Looking at the rotations in the square matrix multiplication algorithm, Is my understanding correct: For a 128x128 matrix and a parameter set (log N = 16, loq PQ = 1728, L = 20, dnum = 3), for each distinct rotation index we need a key of size ~ 83 MB (dnum * 2 * N * log PQ / 8). We need rotations by i and -i, i, and i*rowsize (1, … , 127), where i = (1,…,127). This adds up to 127 * 3 rotation keys, each with size ~ 83 MB, adding up to 31.6 GB.
My question: Is there any way to increase the log N = 17 and perform 256x256 matrix multiplications without memory issues on a GPU?
It seems you have your own GPU FHE library. Do you need to keep all the keys in the GPU memory? Maybe you can push them to GPU memory when needed or prefetch them slightly a head of the time they are needed.

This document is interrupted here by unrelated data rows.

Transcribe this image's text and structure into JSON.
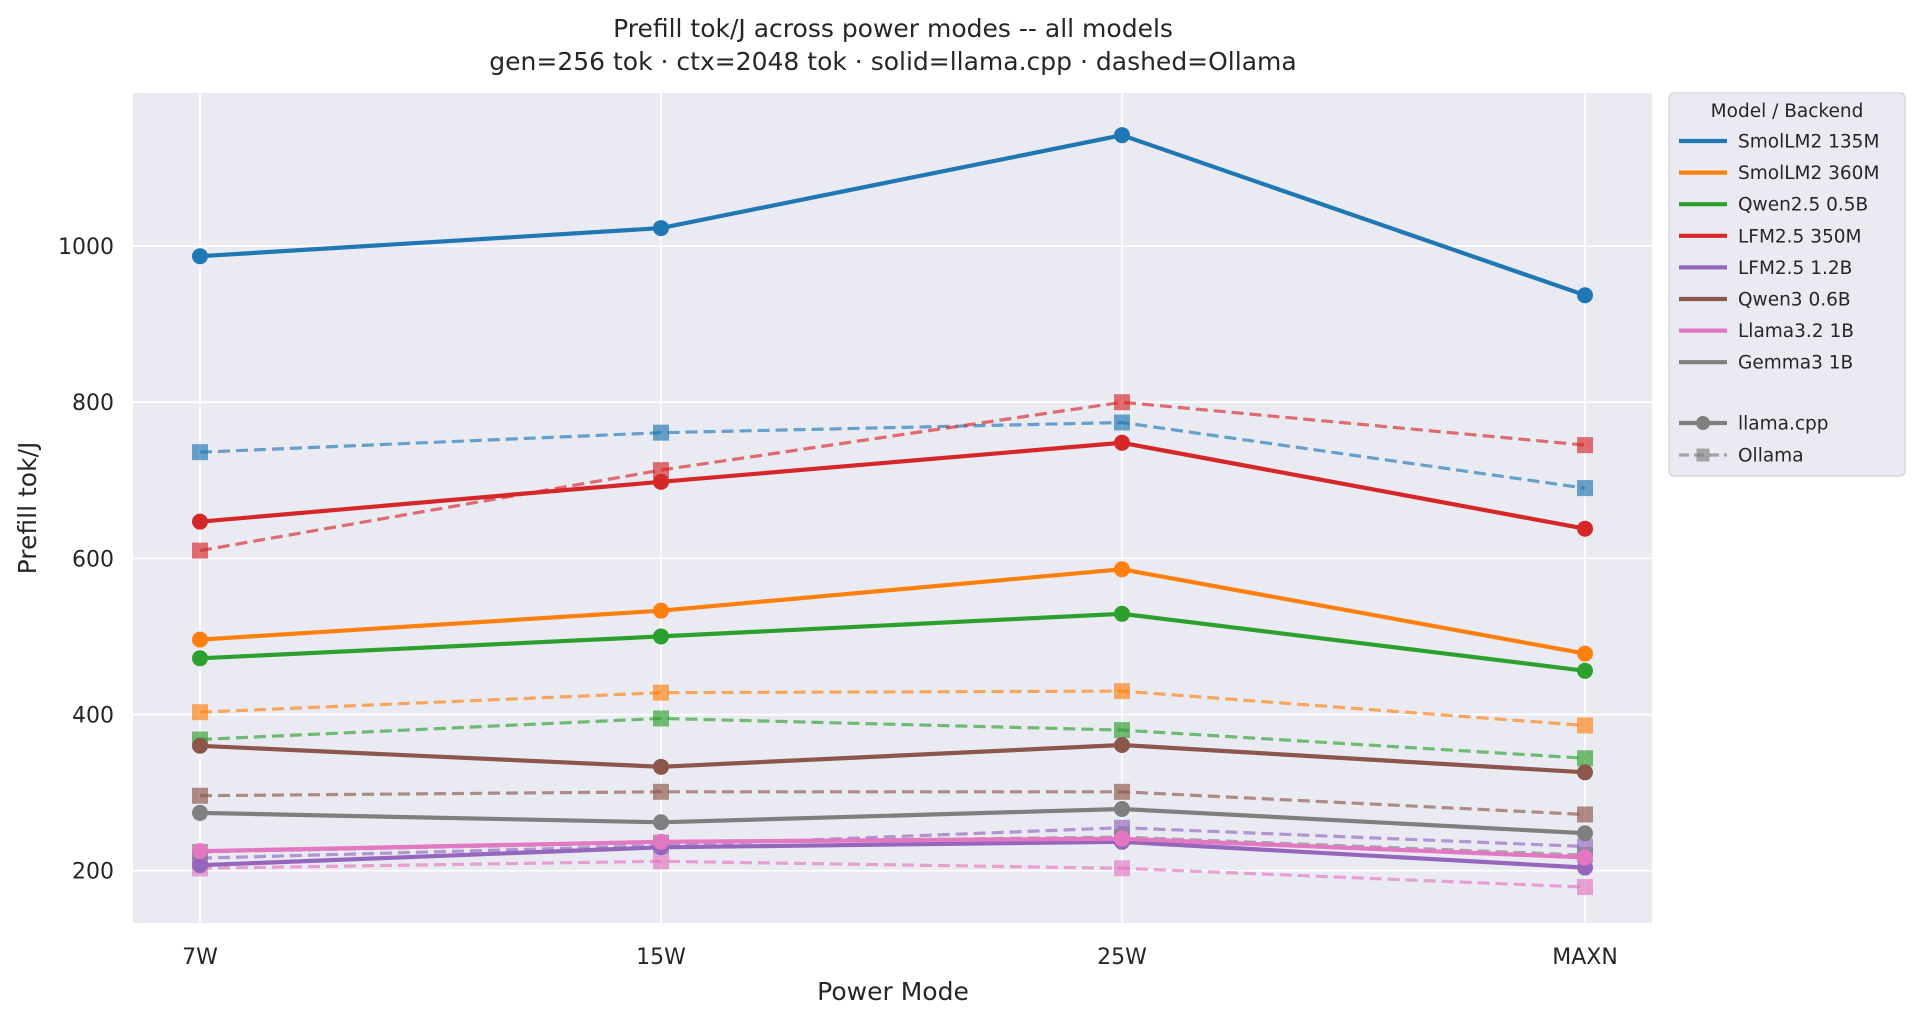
{
  "chart_data": {
    "type": "line",
    "title": "Prefill tok/J across power modes -- all models",
    "subtitle": "gen=256 tok · ctx=2048 tok · solid=llama.cpp · dashed=Ollama",
    "xlabel": "Power Mode",
    "ylabel": "Prefill tok/J",
    "categories": [
      "7W",
      "15W",
      "25W",
      "MAXN"
    ],
    "ylim": [
      133,
      1196
    ],
    "yticks": [
      200,
      400,
      600,
      800,
      1000
    ],
    "grid": true,
    "legend_position": "outside-right-top",
    "legend_title": "Model  /  Backend",
    "backend_legend": [
      {
        "label": "llama.cpp",
        "style": "solid",
        "marker": "circle"
      },
      {
        "label": "Ollama",
        "style": "dashed",
        "marker": "square"
      }
    ],
    "series": [
      {
        "model": "SmolLM2 135M",
        "color": "#1f77b4",
        "llama_cpp": [
          987,
          1023,
          1142,
          937
        ],
        "ollama": [
          736,
          761,
          774,
          690
        ]
      },
      {
        "model": "SmolLM2 360M",
        "color": "#ff7f0e",
        "llama_cpp": [
          496,
          533,
          586,
          478
        ],
        "ollama": [
          403,
          428,
          430,
          386
        ]
      },
      {
        "model": "Qwen2.5 0.5B",
        "color": "#2ca02c",
        "llama_cpp": [
          472,
          500,
          529,
          456
        ],
        "ollama": [
          368,
          395,
          380,
          344
        ]
      },
      {
        "model": "LFM2.5 350M",
        "color": "#d62728",
        "llama_cpp": [
          647,
          698,
          748,
          638
        ],
        "ollama": [
          610,
          713,
          800,
          745
        ]
      },
      {
        "model": "LFM2.5 1.2B",
        "color": "#9467bd",
        "llama_cpp": [
          207,
          230,
          237,
          204
        ],
        "ollama": [
          216,
          232,
          255,
          231
        ]
      },
      {
        "model": "Qwen3 0.6B",
        "color": "#8c564b",
        "llama_cpp": [
          360,
          333,
          361,
          326
        ],
        "ollama": [
          296,
          301,
          301,
          272
        ]
      },
      {
        "model": "Llama3.2 1B",
        "color": "#e377c2",
        "llama_cpp": [
          225,
          237,
          241,
          217
        ],
        "ollama": [
          203,
          212,
          203,
          179
        ]
      },
      {
        "model": "Gemma3 1B",
        "color": "#7f7f7f",
        "llama_cpp": [
          274,
          262,
          279,
          248
        ],
        "ollama": [
          224,
          236,
          243,
          220
        ]
      }
    ]
  }
}
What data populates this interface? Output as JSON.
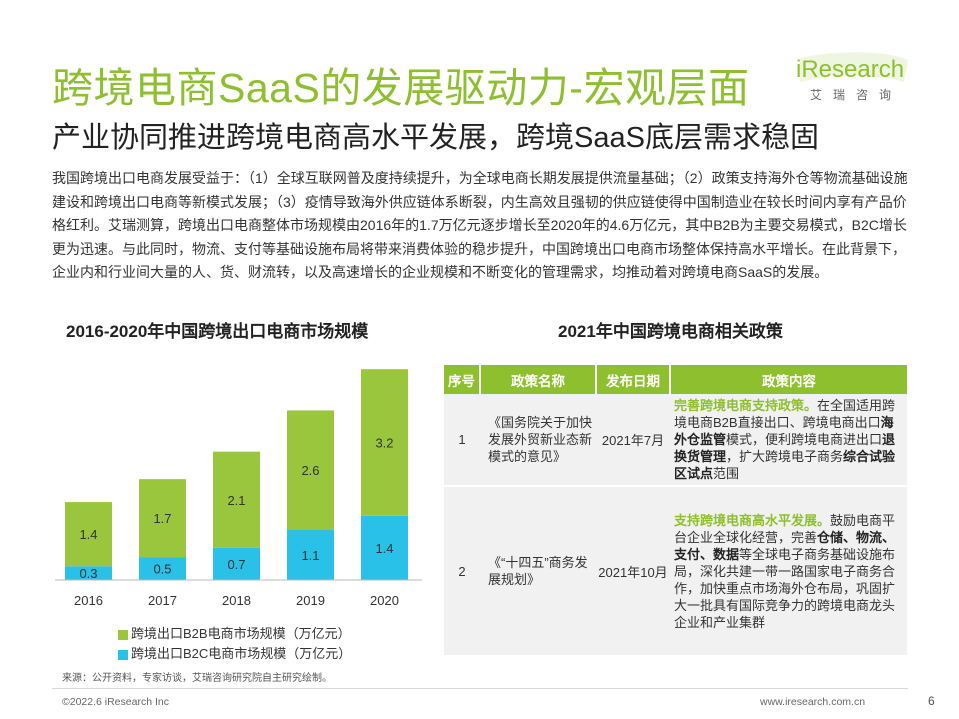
{
  "header": {
    "title": "跨境电商SaaS的发展驱动力-宏观层面",
    "subtitle": "产业协同推进跨境电商高水平发展，跨境SaaS底层需求稳固",
    "logo_text": "iResearch",
    "logo_sub": "艾瑞咨询"
  },
  "intro": "我国跨境出口电商发展受益于：（1）全球互联网普及度持续提升，为全球电商长期发展提供流量基础；（2）政策支持海外仓等物流基础设施建设和跨境出口电商等新模式发展；（3）疫情导致海外供应链体系断裂，内生高效且强韧的供应链使得中国制造业在较长时间内享有产品价格红利。艾瑞测算，跨境出口电商整体市场规模由2016年的1.7万亿元逐步增长至2020年的4.6万亿元，其中B2B为主要交易模式，B2C增长更为迅速。与此同时，物流、支付等基础设施布局将带来消费体验的稳步提升，中国跨境出口电商市场整体保持高水平增长。在此背景下，企业内和行业间大量的人、货、财流转，以及高速增长的企业规模和不断变化的管理需求，均推动着对跨境电商SaaS的发展。",
  "chart_data": {
    "type": "bar",
    "stacked": true,
    "title": "2016-2020年中国跨境出口电商市场规模",
    "categories": [
      "2016",
      "2017",
      "2018",
      "2019",
      "2020"
    ],
    "series": [
      {
        "name": "跨境出口B2C电商市场规模（万亿元）",
        "values": [
          0.3,
          0.5,
          0.7,
          1.1,
          1.4
        ],
        "color": "#29c1e7"
      },
      {
        "name": "跨境出口B2B电商市场规模（万亿元）",
        "values": [
          1.4,
          1.7,
          2.1,
          2.6,
          3.2
        ],
        "color": "#9ac63d"
      }
    ],
    "legend": [
      "跨境出口B2B电商市场规模（万亿元）",
      "跨境出口B2C电商市场规模（万亿元）"
    ],
    "legend_position": "bottom",
    "ylim": [
      0,
      4.8
    ],
    "grid": false
  },
  "policy": {
    "title": "2021年中国跨境电商相关政策",
    "headers": [
      "序号",
      "政策名称",
      "发布日期",
      "政策内容"
    ],
    "rows": [
      {
        "num": "1",
        "name": "《国务院关于加快发展外贸新业态新模式的意见》",
        "date": "2021年7月",
        "content": [
          {
            "t": "完善跨境电商支持政策。",
            "s": "hl"
          },
          {
            "t": "在全国适用跨境电商B2B直接出口、跨境电商出口",
            "s": ""
          },
          {
            "t": "海外仓监管",
            "s": "bd"
          },
          {
            "t": "模式，便利跨境电商进出口",
            "s": ""
          },
          {
            "t": "退换货管理",
            "s": "bd"
          },
          {
            "t": "，扩大跨境电子商务",
            "s": ""
          },
          {
            "t": "综合试验区试点",
            "s": "bd"
          },
          {
            "t": "范围",
            "s": ""
          }
        ]
      },
      {
        "num": "2",
        "name": "《“十四五”商务发展规划》",
        "date": "2021年10月",
        "content": [
          {
            "t": "支持跨境电商高水平发展。",
            "s": "hl"
          },
          {
            "t": "鼓励电商平台企业全球化经营，完善",
            "s": ""
          },
          {
            "t": "仓储、物流、支付、数据",
            "s": "bd"
          },
          {
            "t": "等全球电子商务基础设施布局，深化共建一带一路国家电子商务合作，加快重点市场海外仓布局，巩固扩大一批具有国际竞争力的跨境电商龙头企业和产业集群",
            "s": ""
          }
        ]
      }
    ]
  },
  "footer": {
    "source": "来源：公开资料，专家访谈，艾瑞咨询研究院自主研究绘制。",
    "copyright": "©2022.6 iResearch Inc",
    "site": "www.iresearch.com.cn",
    "page": "6"
  }
}
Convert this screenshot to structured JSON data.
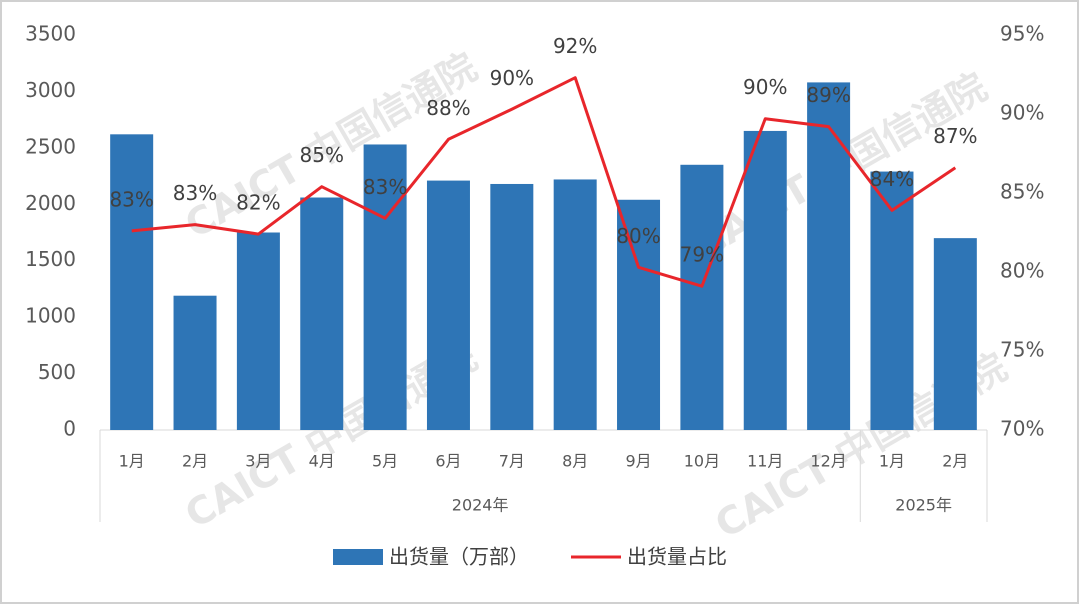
{
  "chart_data": {
    "type": "bar-line",
    "categories": [
      "1月",
      "2月",
      "3月",
      "4月",
      "5月",
      "6月",
      "7月",
      "8月",
      "9月",
      "10月",
      "11月",
      "12月",
      "1月",
      "2月"
    ],
    "groups": [
      {
        "label": "2024年",
        "size": 12
      },
      {
        "label": "2025年",
        "size": 2
      }
    ],
    "series": [
      {
        "name": "出货量（万部）",
        "color": "#2e75b6",
        "kind": "bar",
        "values": [
          2620,
          1190,
          1750,
          2060,
          2530,
          2210,
          2180,
          2220,
          2040,
          2350,
          2650,
          3080,
          2290,
          1700
        ]
      },
      {
        "name": "出货量占比",
        "color": "#e8262b",
        "kind": "line",
        "axis": "y2",
        "values": [
          82.6,
          83.0,
          82.4,
          85.4,
          83.4,
          88.4,
          90.3,
          92.3,
          80.3,
          79.1,
          89.7,
          89.2,
          83.9,
          86.6
        ],
        "value_labels": [
          "83%",
          "83%",
          "82%",
          "85%",
          "83%",
          "88%",
          "90%",
          "92%",
          "80%",
          "79%",
          "90%",
          "89%",
          "84%",
          "87%"
        ]
      }
    ],
    "ylim": [
      0,
      3500
    ],
    "yticks": [
      0,
      500,
      1000,
      1500,
      2000,
      2500,
      3000,
      3500
    ],
    "y2lim": [
      70,
      95
    ],
    "y2ticks": [
      {
        "value": 70,
        "label": "70%"
      },
      {
        "value": 75,
        "label": "75%"
      },
      {
        "value": 80,
        "label": "80%"
      },
      {
        "value": 85,
        "label": "85%"
      },
      {
        "value": 90,
        "label": "90%"
      },
      {
        "value": 95,
        "label": "95%"
      }
    ],
    "grid": false,
    "legend": "bottom",
    "watermark": "CAICT 中国信通院"
  }
}
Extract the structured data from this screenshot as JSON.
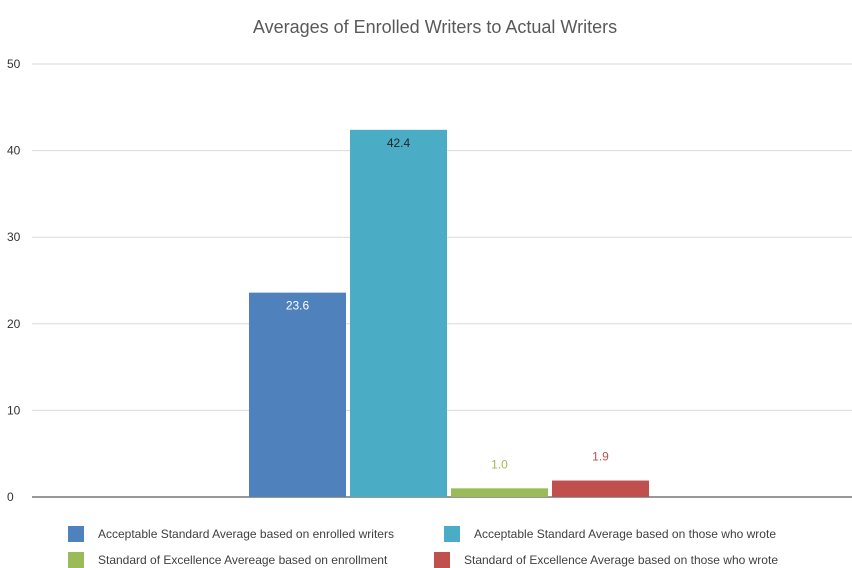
{
  "chart_data": {
    "type": "bar",
    "title": "Averages of Enrolled Writers to Actual Writers",
    "xlabel": "",
    "ylabel": "",
    "ylim": [
      0,
      50
    ],
    "yticks": [
      0,
      10,
      20,
      30,
      40,
      50
    ],
    "grid": true,
    "legend_position": "bottom",
    "categories": [
      ""
    ],
    "series": [
      {
        "name": "Acceptable Standard Average based on enrolled writers",
        "values": [
          23.6
        ],
        "label": "23.6",
        "color": "#4F81BD",
        "label_color": "#FFFFFF"
      },
      {
        "name": "Acceptable Standard Average based on those who wrote",
        "values": [
          42.4
        ],
        "label": "42.4",
        "color": "#4BACC6",
        "label_color": "#262626"
      },
      {
        "name": "Standard of Excellence Avereage based on enrollment",
        "values": [
          1.0
        ],
        "label": "1.0",
        "color": "#9BBB59",
        "label_color": "#9BBB59"
      },
      {
        "name": "Standard of Excellence Average based on those who wrote",
        "values": [
          1.9
        ],
        "label": "1.9",
        "color": "#C0504D",
        "label_color": "#C0504D"
      }
    ]
  }
}
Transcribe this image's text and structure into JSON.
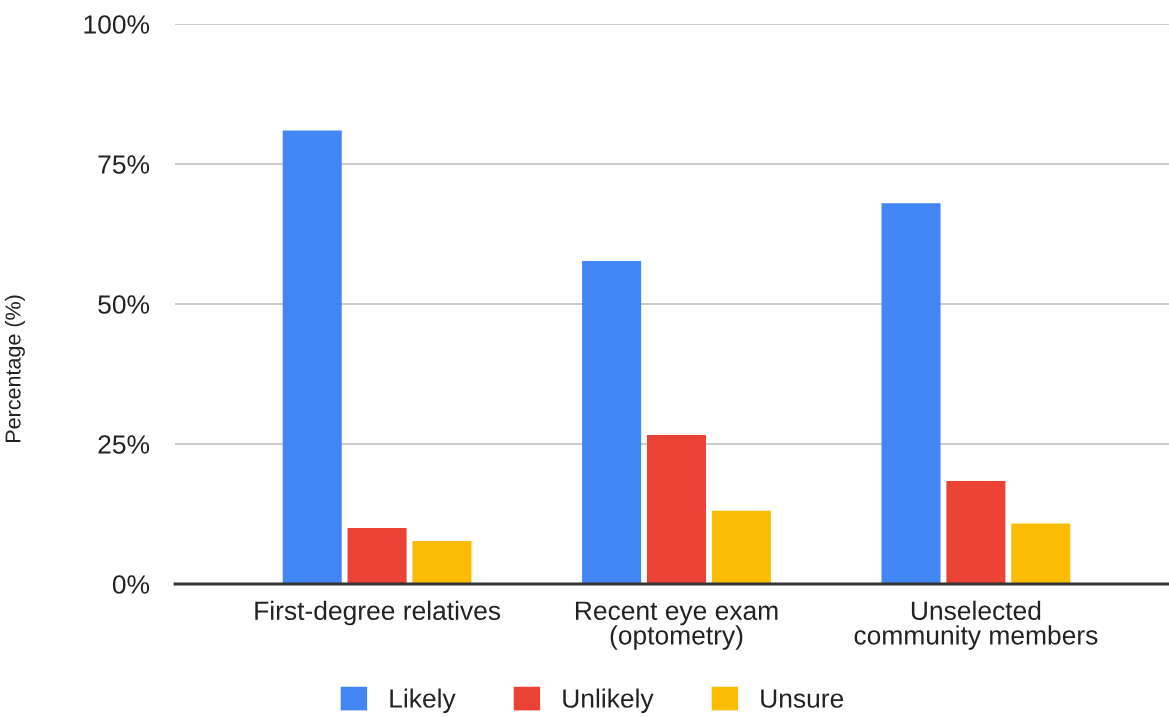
{
  "chart_data": {
    "type": "bar",
    "ylabel": "Percentage (%)",
    "categories": [
      "First-degree relatives",
      "Recent eye exam\n(optometry)",
      "Unselected\ncommunity members"
    ],
    "series": [
      {
        "name": "Likely",
        "color": "#4285f4",
        "values": [
          81,
          57.7,
          68
        ]
      },
      {
        "name": "Unlikely",
        "color": "#ea4335",
        "values": [
          10,
          26.6,
          18.4
        ]
      },
      {
        "name": "Unsure",
        "color": "#fbbc04",
        "values": [
          7.7,
          13.1,
          10.8
        ]
      }
    ],
    "ylim": [
      0,
      100
    ],
    "yticks": [
      {
        "value": 0,
        "label": "0%"
      },
      {
        "value": 25,
        "label": "25%"
      },
      {
        "value": 50,
        "label": "50%"
      },
      {
        "value": 75,
        "label": "75%"
      },
      {
        "value": 100,
        "label": "100%"
      }
    ],
    "grid": "y",
    "legend": "bottom"
  }
}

Looking at this from a different angle, would it make sense to decompose your 256x256 big matrix into 4 128x128 sub-matrices, and compute the big matrix product using 8 sub-matrix products and 4 sub-matrix additions?
Hi, I wasn’t running any code on the GPU at the moment, but planning for ahead on our library.
Right now I am following your suggestion, decomposing the matrix. I will consider the prefetching part, thank you so much!
Do you think my calculations are correct (especially in terms of the required number of rotation keys) and reflect the correct metadata size, or did I overdo some part and incorrectly got a high value?